"Why? You know the scene I'm talking about."
"But your reader may not know what you're talking about."
"But you're my reader!"
"When I read your essay, I pretend that I have not read the original."
As you can imagine, my fourteen-year-old self was not so happy indeed. And I never got very satisfactory answers to this question, either. My teachers usually pulled the "I'm the Teacher" Card, so I just dutifully did that they told me, albeit begrudgingly. Yet somehow, I still fell in love with Mrs. Strouse, and I decided as a sophomore that I wanted to be an English teacher.
In college, I encountered this same game in virtually every class. Why do teachers pretend not to know things? I became trained in education, and so then I started to pretend not to know things. It's funny because I still didn't really "get" why I should act like this. It wasn't until grad school that the wheels started turning. In my TESOL methods class, when the whole class was given back their exams, I found I had a minus on my essay question and didn't understand why. I answered the prompt very well and gave many concrete examples. The professor then made this comment to the whole class:
"A lot of you lost points because you did not even mention the issues in the prompt in your introduction. Remember, you have to do something to orient readers to the topic you're writing about."

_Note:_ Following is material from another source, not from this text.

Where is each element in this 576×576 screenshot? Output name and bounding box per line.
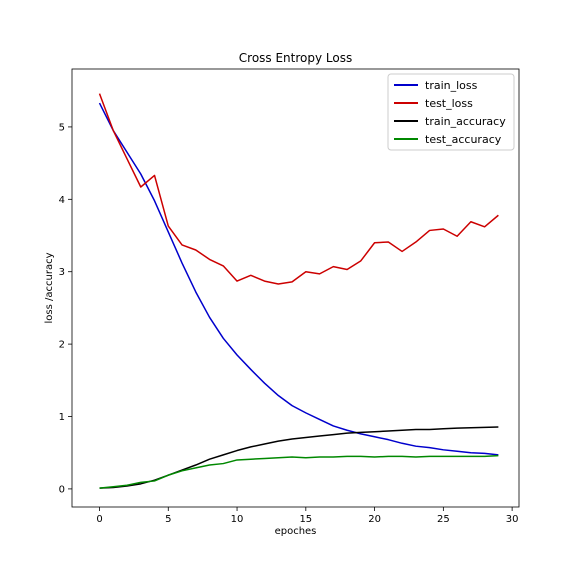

It has only been recently, especially as I've taught many different levels of students, and students in sheltered instruction in particular, that it has begun to dawn on me. I'm teaching an assignment now where students summarize and respond to an article. I've read the article they're writing about, but of course, I pretend that I have not.
"Why?" my students ask me.
"Because this time, I've read what you're writing about, but later on, you'll write a bigger paper with more sources, and I probably haven't read those other sources. I need to make sure you know how to accurately and clearly summarize something in this one assignment before I can trust you with summarizing sources I've never seen before. You need to develop good habits of clearly explaining yourself because eventually you'll get into a situation where your reader has not read what you're writing about, and hopefully by then you'll be able to make good summaries." (this also applies toward how I teach students to avoid plagiarism, which I will write about soon)
Well, I have a stack of papers that I need to go read and pretend I don't know anything about, so I bid you farewell. Have fun with your feigned (and yet pedagogically-sound) amnesia!